First then we ought to have these (rules) in readiness, and to do nothing without them, and we ought to keep the soul directed to this mark, to pursue nothing external, and nothing which belongs to others (or is in the power of others), but to do as he has appointed who has the power; we ought to pursue altogether the things which are in the power of the will, and all other things as it is permitted. Next to this we ought to remember who we are,4 and what is our name, and to endeavour to direct our duties towards the character (nature) of our several relations (in life) in this manner: what is the season for singing, what is the season for play, and in whose presence; what will be the consequence of the act;5 whether our associates will despise us, whether we shall despise them;6 when to jeer (σκῶψαι), and whom to ridicule; and on what occasion to comply and with whom; and finally, in complying how to maintain our own character.7 But wherever you have deviated from any of these rules, there is damage immediately, not from any thing external, but from the action itself.

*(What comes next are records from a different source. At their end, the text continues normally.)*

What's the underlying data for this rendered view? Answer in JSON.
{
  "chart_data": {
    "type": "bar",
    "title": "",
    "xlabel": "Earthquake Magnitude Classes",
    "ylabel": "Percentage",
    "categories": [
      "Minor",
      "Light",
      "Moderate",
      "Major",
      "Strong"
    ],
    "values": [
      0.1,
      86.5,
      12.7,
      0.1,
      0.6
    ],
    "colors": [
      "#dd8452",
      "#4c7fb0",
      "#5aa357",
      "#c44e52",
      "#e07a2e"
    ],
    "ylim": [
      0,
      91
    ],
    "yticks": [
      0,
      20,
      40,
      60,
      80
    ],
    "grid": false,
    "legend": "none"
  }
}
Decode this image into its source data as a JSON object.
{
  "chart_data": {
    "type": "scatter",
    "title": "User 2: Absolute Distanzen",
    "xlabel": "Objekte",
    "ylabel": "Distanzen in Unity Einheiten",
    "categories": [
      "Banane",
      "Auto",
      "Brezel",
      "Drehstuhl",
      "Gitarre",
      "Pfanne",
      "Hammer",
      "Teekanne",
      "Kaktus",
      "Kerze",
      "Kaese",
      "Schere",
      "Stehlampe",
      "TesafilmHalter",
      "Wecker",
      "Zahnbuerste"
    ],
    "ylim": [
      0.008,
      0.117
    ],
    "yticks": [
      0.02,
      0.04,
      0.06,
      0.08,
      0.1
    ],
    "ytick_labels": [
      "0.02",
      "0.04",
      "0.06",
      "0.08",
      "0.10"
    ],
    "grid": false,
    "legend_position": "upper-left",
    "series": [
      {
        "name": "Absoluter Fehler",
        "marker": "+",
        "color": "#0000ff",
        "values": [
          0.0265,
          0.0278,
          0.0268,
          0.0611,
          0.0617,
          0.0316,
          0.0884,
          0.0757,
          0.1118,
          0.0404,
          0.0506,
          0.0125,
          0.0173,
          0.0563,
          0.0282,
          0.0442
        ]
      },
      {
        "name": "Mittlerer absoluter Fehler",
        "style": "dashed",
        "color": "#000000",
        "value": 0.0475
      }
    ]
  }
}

What then? is it possible to be free from faults, (if you do all this)? It is not possible; but this is possible, to direct your efforts incessantly to being faultless. For we must be content if by never remitting this attention we shall escape at least a few errors. But now when you have said, To-morrow I will begin to attend, you must be told that you are saying this, To-day I will be shameless, disregardful of time and place, mean; it will be in the power of others to give me pain; to-day I will be passionate, and envious. See how many evil things you are permitting yourself to do. If it is good to use attention to-morrow, how much better is it to do so to-day? if to-morrow it is in your interest to attend, much more is it to-day, that you may be able to do so to-morrow also, and may not defer it again to the third day.8


1 See Schweig.'s note on the words εἰώθει ὑπερτιφέμενον, in place of which he proposes ἐξωφῇ ὑπερτιφέμενος. Compare Persius, Slat. v. 66.

“Cram hoc flet.” Idem cras flet, etc.,
and Martial, v. 58.

2 Compare iv. 4, 39, i. 14, 12; and Encheirid. e. 32, and the remark of Simplicius. Schweig. explains the words τοῖς μετ᾽ ἐκεῖνον thus: “'qui post Illum (Deum) et sub Illo rebus humanis praesunt; qui proximum ab Illo locum tenent.'

3 Compare ii. 13, 15 and 20; and Antoninus, vi. 35: 'Is it not strange if the architect and the physician shall have more respect to the reason (the principles) of their own arts than man to his own reason, which is common to him and the gods? '

4 'Quid sumus, aut quidnam victuri gignimur.' Persius, Sat. iii. 67.

5 Schweig. thinks that the text will be better translated according to Upton's notion and H. Stephen's (hors de propos) by 'Quid sit abs re futurum,' 'what will be out of season.' Perhaps he is right.

6 Schweig. says that the sense of the passage, as I have rendered it, requires the reading to be καταφρονήσουσι; and it is so, at least in the better Greek writers.

7 See iii. 14, 7, . 29, 64.

8 Compare Antoninus, viii. 22: “Attend to the matter which is before thee, whether it is an opinion, or an act, or a word. Thou sufferest this justly, for thou choosest rather to become good to-morrow than to be good to-day.